Ce hadith sur l’interdiction de se couper les cheveux ou les ongles n’est pas seulement une preuve dans le débat sur le caractère obligatoire (wajib) — il constitue en soi une règle en vigueur, et il s’applique à quiconque organise le sacrifice, et pas seulement à celui qui tient le couteau. Sa portée, selon la note qui l’accompagne dans cette édition du Ṣaḥīḥ Muslim, couvre bien plus qu’une simple coupe de cheveux :
Nos compagnons [les juristes shaféites] ont dit : l’interdiction de toucher aux ongles et aux cheveux signifie l’interdiction d’enlever l’ongle en le coupant, en le cassant ou autre, et d’enlever les poils en les rasant, en les coupant, en les épilant, en utilisant un dépilatoire ou par tout autre moyen — qu’il s’agisse des poils des aisselles, de la moustache ou de toute autre partie du corps.
— Ṣaḥīḥ Muslim, édition imprimée, page 3/1565 de , d’après la note d’al-Nawawī sur le hadith.

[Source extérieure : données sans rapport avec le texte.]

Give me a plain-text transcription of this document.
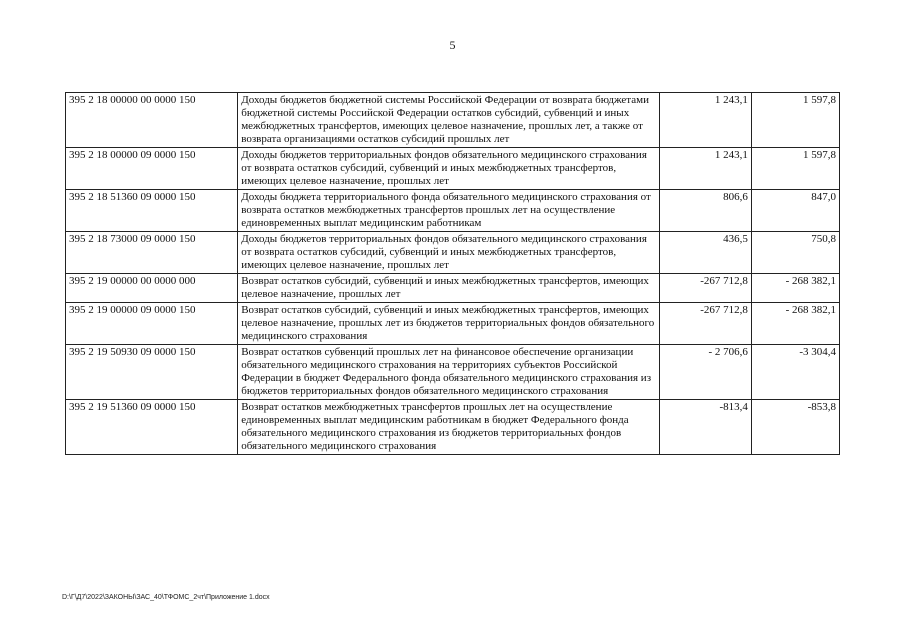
5
395 2 18 00000 00 0000 150	Доходы бюджетов бюджетной системы Российской Федерации от возврата бюджетами бюджетной системы Российской Федерации остатков субсидий, субвенций и иных межбюджетных трансфертов, имеющих целевое назначение, прошлых лет, а также от возврата организациями остатков субсидий прошлых лет	1 243,1	1 597,8
395 2 18 00000 09 0000 150	Доходы бюджетов территориальных фондов обязательного медицинского страхования от возврата остатков субсидий, субвенций и иных межбюджетных трансфертов, имеющих целевое назначение, прошлых лет	1 243,1	1 597,8
395 2 18 51360 09 0000 150	Доходы бюджета территориального фонда обязательного медицинского страхования от возврата остатков межбюджетных трансфертов прошлых лет на осуществление единовременных выплат медицинским работникам	806,6	847,0
395 2 18 73000 09 0000 150	Доходы бюджетов территориальных фондов обязательного медицинского страхования от возврата остатков субсидий, субвенций и иных межбюджетных трансфертов, имеющих целевое назначение, прошлых лет	436,5	750,8
395 2 19 00000 00 0000 000	Возврат остатков субсидий, субвенций и иных межбюджетных трансфертов, имеющих целевое назначение, прошлых лет	-267 712,8	- 268 382,1
395 2 19 00000 09 0000 150	Возврат остатков субсидий, субвенций и иных межбюджетных трансфертов, имеющих целевое назначение, прошлых лет из бюджетов территориальных фондов обязательного медицинского страхования	-267 712,8	- 268 382,1
395 2 19 50930 09 0000 150	Возврат остатков субвенций прошлых лет на финансовое обеспечение организации обязательного медицинского страхования на территориях субъектов Российской Федерации в бюджет Федерального фонда обязательного медицинского страхования из бюджетов территориальных фондов обязательного медицинского страхования	- 2 706,6	-3 304,4
395 2 19 51360 09 0000 150	Возврат остатков межбюджетных трансфертов прошлых лет на осуществление единовременных выплат медицинским работникам в бюджет Федерального фонда обязательного медицинского страхования из бюджетов территориальных фондов обязательного медицинского страхования	-813,4	-853,8
D:\Г\Д7\2022\ЗАКОНЫ\ЗАС_40\ТФОМС_2чт\Приложение 1.docx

Les savants qui considèrent cette restriction comme contraignante la lisent, tout comme le sacrifice lui-même, comme étant conditionnée par l’intention — elle commence au moment où quelqu’un décide de sacrifier cette année, ce qui, pour la plupart d’entre nous, correspond au moment où le formulaire de don est soumis, et non au moment où un animal est abattu en notre nom des jours plus tard. D’autres considèrent que cette restriction est simplement déconseillée plutôt qu’interdite. Quoi qu’il en soit, il s’agit d’une règle concernant la personne qui organise le qurbānī, assise chez elle sans aucun animal devant elle — ce qui rappelle que « la part du qurbānī accessible à presque tout le monde » évoquée au début de cet article n’a jamais été uniquement l’intention. C’est aussi cela.
Vous pouvez lire la sourate al-Ḥajj dans son intégralité, en arabe avec sa traduction, dans notre lecteur du Coran — une lecture qui vaut la peine d’être faite avant même que le sacrifice ne soit organisé, puisque le verset sur lequel repose tout cet article se trouve dans une sourate qui traite, du début à la fin, de la véritable finalité des rites de cette période.
Si nous avons traduit un passage de manière approximative, mal attribué une position à une école, ou si nous nous sommes appuyés sur une évaluation que la source ne donne pas réellement, dites-le-nous et nous le corrigerons publiquement — chaque citation sur cette page renvoie à la page dont elle est tirée.
Puisse Allah ﷻ accepter le sacrifice de tous ceux qui en ont organisé un cette année, et nous accorder la taqwā dont le verset dit qu’elle en a toujours été le but.